I saw some guy with an inflatable chair that he was running around with, trying to blow it up. He would run, trap air inside and then sit down. Then he'd sit down for a couple of minutes, decide it wasn't blown up enough and begin the process again. Idiot.
There were even a few brave souls in the water. Looking at them, I kind of wanted to go in the water too. Living in Alaska, I didn't get too much of a chance to swim in a natural body of water. It was a little too cold for that kind of activity. Heaving a sigh, I decided the opportunity to swim was too good to pass up. I pulled my shoes off and languidly pushed myself off of the fence. Then I made my way up to the inviting water. Gingerly, I tiptoed my way into the waves. I've been told the water never gets above 56 degrees Fahrenheit, but it felt okay to me.

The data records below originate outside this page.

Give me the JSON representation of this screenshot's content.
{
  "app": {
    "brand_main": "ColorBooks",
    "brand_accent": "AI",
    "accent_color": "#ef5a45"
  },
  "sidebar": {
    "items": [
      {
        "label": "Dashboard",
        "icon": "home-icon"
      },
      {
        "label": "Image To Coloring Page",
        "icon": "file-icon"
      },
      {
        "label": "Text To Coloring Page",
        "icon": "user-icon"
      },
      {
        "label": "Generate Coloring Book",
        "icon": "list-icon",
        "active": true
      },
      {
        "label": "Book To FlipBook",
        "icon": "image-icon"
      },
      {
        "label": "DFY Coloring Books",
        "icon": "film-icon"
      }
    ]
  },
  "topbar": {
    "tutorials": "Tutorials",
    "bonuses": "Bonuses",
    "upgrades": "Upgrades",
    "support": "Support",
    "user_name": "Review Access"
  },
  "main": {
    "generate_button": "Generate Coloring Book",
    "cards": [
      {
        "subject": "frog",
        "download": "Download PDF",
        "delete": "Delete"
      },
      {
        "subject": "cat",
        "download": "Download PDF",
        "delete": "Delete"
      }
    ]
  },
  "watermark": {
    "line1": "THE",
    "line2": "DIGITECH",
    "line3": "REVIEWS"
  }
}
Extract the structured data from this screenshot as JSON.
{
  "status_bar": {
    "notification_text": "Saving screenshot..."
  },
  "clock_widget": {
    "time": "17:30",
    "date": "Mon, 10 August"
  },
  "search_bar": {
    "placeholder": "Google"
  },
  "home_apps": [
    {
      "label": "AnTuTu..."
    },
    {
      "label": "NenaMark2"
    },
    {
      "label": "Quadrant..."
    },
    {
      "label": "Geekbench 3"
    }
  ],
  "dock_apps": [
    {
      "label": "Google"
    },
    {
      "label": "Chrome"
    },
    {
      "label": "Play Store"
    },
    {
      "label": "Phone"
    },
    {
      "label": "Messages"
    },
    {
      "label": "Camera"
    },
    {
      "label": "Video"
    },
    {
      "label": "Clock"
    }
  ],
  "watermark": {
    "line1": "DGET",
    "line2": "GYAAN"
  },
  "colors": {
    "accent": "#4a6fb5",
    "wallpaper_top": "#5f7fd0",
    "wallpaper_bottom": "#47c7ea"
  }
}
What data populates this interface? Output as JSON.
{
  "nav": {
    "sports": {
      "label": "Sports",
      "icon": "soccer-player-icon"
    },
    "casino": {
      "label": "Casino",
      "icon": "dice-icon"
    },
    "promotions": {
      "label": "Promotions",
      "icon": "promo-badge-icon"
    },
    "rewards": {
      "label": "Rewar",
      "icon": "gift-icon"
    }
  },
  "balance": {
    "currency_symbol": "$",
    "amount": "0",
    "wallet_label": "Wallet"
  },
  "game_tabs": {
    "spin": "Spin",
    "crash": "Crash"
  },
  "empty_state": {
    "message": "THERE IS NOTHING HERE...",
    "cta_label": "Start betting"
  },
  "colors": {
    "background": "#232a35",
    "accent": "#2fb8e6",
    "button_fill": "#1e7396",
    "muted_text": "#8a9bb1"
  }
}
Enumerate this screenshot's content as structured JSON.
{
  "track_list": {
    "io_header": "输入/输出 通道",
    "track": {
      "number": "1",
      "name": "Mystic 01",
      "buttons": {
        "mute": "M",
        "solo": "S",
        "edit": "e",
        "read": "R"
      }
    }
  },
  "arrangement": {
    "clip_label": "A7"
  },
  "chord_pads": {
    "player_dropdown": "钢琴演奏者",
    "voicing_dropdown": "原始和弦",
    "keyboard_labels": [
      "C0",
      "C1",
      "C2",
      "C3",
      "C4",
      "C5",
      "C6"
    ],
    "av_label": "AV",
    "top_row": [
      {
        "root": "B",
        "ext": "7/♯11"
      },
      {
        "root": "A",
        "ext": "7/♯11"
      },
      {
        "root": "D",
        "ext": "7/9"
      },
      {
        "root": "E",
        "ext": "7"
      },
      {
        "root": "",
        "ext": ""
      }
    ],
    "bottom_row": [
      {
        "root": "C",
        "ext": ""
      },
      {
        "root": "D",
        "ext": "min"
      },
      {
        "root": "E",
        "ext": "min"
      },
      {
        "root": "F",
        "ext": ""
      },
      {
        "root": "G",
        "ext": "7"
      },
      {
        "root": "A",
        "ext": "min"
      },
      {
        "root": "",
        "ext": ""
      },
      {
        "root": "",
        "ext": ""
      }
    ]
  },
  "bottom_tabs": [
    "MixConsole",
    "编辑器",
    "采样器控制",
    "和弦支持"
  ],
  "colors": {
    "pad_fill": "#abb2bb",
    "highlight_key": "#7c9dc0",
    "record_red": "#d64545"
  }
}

I waded out further into the water, comfortable in the crisp waves. When it was up to my waist I plopped down on my butt and let the ocean toss me around. Ceva saasha. I thought I heard a whisper but shook it off, I was underwater, after all. There should be no whispering down here.
All too soon I had to surface for air. Getting up into a kneeling position, I gulped in a breath and moved my hair out of my face with a hand. Once the water was out of my eyes I opened them to come face to, uh, face with another man’s crotch.